2016 Bio-Steel Canadian MVP Is Taking His Talents To Providence

Back in May, 1997 born Kalif Young pledged allegiance to Big East program the Providence Friars.

“I think the biggest thing for me was that Providence felt like family. There was a closeness with the coaching staff from the beginning and they really focused on my development not just as a player but a man which is huge for me and my family,” Young told Hoops Hype Canada.
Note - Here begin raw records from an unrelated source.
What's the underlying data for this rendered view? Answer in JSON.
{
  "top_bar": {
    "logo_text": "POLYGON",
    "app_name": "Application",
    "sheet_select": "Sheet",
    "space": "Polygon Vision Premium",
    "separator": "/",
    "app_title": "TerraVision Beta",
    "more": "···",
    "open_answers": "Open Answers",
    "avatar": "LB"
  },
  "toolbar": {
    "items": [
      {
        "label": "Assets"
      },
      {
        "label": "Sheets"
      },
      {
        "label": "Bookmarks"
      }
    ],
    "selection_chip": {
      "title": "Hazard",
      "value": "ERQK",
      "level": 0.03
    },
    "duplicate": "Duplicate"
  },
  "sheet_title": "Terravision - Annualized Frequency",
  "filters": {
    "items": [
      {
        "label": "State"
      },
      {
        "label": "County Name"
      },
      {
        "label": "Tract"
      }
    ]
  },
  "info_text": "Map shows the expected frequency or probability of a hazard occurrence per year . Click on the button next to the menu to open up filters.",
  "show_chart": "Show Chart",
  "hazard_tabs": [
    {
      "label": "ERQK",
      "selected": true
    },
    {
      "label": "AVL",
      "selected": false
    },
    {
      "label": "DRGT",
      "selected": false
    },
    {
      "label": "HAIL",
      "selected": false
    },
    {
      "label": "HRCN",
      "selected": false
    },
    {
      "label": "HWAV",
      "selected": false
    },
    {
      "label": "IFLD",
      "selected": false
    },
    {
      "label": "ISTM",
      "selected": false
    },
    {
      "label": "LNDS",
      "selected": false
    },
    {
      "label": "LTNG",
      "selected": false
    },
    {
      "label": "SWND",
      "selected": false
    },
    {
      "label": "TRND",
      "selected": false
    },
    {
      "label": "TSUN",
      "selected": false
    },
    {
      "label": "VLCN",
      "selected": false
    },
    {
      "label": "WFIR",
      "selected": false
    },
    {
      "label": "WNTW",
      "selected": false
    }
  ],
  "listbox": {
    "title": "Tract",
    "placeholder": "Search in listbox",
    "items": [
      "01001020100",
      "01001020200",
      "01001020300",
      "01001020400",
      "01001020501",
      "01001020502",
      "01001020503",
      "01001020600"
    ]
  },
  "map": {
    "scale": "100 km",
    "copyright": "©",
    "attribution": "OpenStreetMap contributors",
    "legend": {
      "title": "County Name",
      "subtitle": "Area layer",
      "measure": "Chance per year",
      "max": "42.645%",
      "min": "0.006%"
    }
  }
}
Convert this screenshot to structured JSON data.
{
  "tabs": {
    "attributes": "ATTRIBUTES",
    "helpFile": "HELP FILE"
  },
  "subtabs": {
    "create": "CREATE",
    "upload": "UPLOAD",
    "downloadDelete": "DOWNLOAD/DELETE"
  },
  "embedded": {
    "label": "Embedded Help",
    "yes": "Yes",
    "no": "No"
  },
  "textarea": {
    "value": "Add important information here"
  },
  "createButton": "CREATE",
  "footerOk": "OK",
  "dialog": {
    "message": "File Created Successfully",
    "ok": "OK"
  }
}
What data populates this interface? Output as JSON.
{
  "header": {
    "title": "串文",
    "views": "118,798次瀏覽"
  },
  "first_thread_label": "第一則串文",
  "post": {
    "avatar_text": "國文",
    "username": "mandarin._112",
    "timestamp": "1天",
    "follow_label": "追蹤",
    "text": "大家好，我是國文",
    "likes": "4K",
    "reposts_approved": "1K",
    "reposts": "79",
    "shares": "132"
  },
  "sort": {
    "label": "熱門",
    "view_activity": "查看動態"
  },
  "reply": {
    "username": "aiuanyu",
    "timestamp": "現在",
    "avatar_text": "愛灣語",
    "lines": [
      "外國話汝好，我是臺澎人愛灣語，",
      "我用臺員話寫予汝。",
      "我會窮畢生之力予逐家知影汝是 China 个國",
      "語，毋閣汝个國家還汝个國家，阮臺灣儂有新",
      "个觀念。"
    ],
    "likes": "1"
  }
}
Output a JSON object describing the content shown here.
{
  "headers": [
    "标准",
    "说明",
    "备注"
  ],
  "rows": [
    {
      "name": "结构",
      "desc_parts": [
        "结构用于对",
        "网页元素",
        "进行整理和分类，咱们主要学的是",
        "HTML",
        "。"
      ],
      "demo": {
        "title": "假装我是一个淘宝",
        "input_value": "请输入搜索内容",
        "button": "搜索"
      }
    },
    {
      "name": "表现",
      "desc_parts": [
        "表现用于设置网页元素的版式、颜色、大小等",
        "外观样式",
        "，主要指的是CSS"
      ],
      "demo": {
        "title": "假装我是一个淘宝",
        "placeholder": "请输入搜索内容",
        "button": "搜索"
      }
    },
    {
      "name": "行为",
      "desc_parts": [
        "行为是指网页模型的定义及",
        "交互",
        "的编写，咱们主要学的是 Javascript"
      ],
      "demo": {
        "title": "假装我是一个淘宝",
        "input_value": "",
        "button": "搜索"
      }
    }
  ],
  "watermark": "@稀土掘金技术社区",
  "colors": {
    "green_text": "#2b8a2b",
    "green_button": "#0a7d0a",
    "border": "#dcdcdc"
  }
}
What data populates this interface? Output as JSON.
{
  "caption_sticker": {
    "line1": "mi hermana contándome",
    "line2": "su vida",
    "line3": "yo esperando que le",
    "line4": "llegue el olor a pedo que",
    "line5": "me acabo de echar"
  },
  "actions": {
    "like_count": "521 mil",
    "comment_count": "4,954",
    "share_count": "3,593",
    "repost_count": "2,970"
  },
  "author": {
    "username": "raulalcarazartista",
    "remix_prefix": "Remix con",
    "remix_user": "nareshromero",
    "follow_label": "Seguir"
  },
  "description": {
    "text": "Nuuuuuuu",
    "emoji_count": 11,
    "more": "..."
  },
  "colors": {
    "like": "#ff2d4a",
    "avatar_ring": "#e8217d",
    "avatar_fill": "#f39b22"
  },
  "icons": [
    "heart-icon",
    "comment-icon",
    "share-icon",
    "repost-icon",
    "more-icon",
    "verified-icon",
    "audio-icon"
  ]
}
Young takes his talents to the state of Rhode Island with an already impressive resume to his name. The two time Canadian international and BioSteel All-Canadian spent the last two seasons playing high school ball at Canadian prep power Orangeville Prep. In his first season with the Bears, Young played a top tier schedule on a roster that included fellow big men; 7-0 Thon Maker, 6-10 Matur Maker and 6-9 Kyle Alexander who just finished his freshman season at Tennessee. Young has been cultivated in a collegiate atmosphere.

In year two under Larry Blunt, Young flourished statistically as a focal point in the Bears front court. At one point in the 2015-16 season Young drew interest from Duke resulting in members of the Blue Devils brass making a trip to Orangeville, ON for a closer look.

It was in April however when Young cemented his high school career at the 2016 BioSteel All-Canadian game. In his hometown of Toronto Young took home co-MVP honors behind a 20 point and 9 rebound prime time performance.

2016 Bio-Steel All Canadian Co-MVP Kalif Young

2016 Bio-Steel All Canadian Co-MVP Kalif Young

Among Young’s accolades a selection to the Nike Global Games. He also holds experience on the Nike EYBL circuit with Canadian powerhouse program CIA Bounce. During the summer of 2015 in seven games with Bounce Young averaged 6.8 ppg and 7.2 rpg in 21.4 mpg.

Veritas a Greek term for the word truth, is also the Providence mantra written left to right across its crest. Fitting for Kalif Young who in the Canadian ranks is the truth in terms of intriguing big man prospects.


At 6-9 and 250 lbs Young can be a power player or a finesse guy, and his ball skills stand out. The natural power forward can break through a full-court press and dish the ball out to his teammates with relative ease. Young is also terrific at starting fast breaks with his near pinpoint accuracy on heaves down court. Given how often he pulls down defensive rebounds, this happens quite a bit.

Rebounding may even be the staple to Young’s game. Evident when traveling to Dubai during the summer of 2014 for the U17 FIBA World Championships. Young as a Cadet averaged 5.7 ppg, 4.9 rpg in 14.4 mpg. In two Bio-Steel All-Canadian games, Young averaged 10.5 rebounds per game including a team high in 2015 with 12.

When asked to compare his game to a pro, Young mentioned a south paw and explained their similarities,

“Probably be Zach Randolph because of his body type and strength in the paint grabbing rebounds while still maintaining fundamentals on the block. Plus he’s a lefty so we gotta stick together.” Young added.

With his rare skill set for a big, Orangeville Bears fans labelled Young the ‘Big Nasty’. Only fitting that he is now headed to the Big East. A major conference with major heft. Between the coaching, pedigree of programs and the fact the league sent an impressive SIX teams in the NCAA’s last March, it now provides Young a desirable proving ground on his desirable path to the NBA.

Since graduating Young has been in the trenches preparing for his freshman season. Maintaining at 6-9 and 250lbs Young mentioned through strength training and diet he has begun to re-sculp his body.

“I have been really trying to change my body, eating healthy getting ready for the college level. I have to be ready to perform against guys that have more experience and strength so its all about building my body up and getting my mind set right for this new journey”.


Before two seasons at Orangeville Prep Young attended the same high school Andrew Wiggins attended before moving south of the border — Vaughan Secondary School. A power house Canadian high school in the Greater Toronto Area.

Young offered advice to aspiring Canadian big men contemplating a similar switch from high school hoops to prep,

“For any big taking the step, the biggest difference is size and aggression…be ready to play with a lot more aggression and build your body up while maintaining control and composure on a bigger stage.”